2026年第一話 10年放置された茶畑にあらためて注目する | 茶畑開墾とチャノキ残渣活用の試み
耕作放棄地茶畑の植生攻略と開墾。茶畑跡地のポテンシャル、開墾コスト試算について、実務データを集約した。
さあ春が来た。苗を植えよう——そう意気込んだ矢先、待ち受けていたのは過酷な現実だった。
しかし新たな作物をもってしても、その農地は一瞬ではきれいに生まれ変わらなかった。凄まじいウリハムシの襲来によって。

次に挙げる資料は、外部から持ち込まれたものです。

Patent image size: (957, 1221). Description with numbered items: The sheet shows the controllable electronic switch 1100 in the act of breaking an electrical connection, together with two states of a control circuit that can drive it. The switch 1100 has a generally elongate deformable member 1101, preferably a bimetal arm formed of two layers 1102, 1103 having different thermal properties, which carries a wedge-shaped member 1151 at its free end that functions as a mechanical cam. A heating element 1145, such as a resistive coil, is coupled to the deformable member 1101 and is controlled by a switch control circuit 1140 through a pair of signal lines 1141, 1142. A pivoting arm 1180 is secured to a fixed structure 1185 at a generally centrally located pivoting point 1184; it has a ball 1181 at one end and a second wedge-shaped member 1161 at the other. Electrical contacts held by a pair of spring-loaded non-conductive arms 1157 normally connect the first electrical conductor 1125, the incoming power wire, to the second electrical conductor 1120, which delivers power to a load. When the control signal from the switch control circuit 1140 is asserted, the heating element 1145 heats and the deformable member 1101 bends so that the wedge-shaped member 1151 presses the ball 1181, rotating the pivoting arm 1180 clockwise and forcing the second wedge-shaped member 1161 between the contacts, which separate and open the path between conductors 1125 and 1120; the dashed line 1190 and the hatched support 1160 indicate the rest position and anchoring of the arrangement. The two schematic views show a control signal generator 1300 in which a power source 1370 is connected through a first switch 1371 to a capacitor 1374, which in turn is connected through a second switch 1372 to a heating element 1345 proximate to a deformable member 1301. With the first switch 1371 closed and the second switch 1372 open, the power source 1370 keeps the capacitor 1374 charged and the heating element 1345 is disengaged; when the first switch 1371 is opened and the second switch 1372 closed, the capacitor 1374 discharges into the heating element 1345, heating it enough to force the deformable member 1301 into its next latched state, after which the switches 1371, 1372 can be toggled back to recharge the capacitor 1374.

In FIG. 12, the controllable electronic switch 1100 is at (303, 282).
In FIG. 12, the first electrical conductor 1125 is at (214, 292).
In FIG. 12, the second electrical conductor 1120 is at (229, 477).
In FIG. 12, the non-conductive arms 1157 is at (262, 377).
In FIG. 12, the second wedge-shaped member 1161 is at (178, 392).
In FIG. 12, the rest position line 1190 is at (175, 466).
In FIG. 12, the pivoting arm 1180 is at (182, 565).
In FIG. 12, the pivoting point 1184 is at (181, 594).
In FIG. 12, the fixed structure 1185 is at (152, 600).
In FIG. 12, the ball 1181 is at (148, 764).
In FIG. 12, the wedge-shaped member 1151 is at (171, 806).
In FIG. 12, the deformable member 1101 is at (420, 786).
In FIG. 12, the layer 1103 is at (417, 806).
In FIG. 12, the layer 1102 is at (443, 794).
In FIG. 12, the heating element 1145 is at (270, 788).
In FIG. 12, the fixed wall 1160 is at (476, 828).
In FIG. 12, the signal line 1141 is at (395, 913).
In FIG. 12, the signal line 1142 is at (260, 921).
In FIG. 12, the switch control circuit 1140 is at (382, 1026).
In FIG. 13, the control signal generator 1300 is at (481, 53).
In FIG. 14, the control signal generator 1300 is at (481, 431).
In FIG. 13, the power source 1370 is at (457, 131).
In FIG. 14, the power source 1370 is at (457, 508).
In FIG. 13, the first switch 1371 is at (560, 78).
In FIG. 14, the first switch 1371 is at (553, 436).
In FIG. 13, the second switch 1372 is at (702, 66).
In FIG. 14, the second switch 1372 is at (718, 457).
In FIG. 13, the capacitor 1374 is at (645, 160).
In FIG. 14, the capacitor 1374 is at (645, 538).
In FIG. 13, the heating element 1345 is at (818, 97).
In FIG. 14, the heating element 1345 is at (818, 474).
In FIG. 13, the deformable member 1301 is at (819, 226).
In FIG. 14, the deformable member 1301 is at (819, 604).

そんな想定外のトラブルに右往左往する、リアルで泥臭い開墾の現実を記録する。
桜の散る頃、そして苗作り #
開墾したばかりの畑に何を植えようか? 一面覆い尽くしたチャノキの剪定枝を除けば、意外と土自体は柔らかく良い状態なのだ。
そんな条件の中、最初に選んだ作物は「千成(せんなり)ひょうたん」だ。 かつて醤油差しや七味入れに使われていたようなイメージの、小ぶりのひょうたんである。 夏場に旺盛に成長し、荒地や痩せ地に強いといったタフな特性を持つ。
栽培は4月上旬にスタートした。 春とはいえ、この時期の三重県亀山市の山間部はまだ肌寒い。 ひょうたんの発芽には25℃近い温度と適度な湿度が必要となる。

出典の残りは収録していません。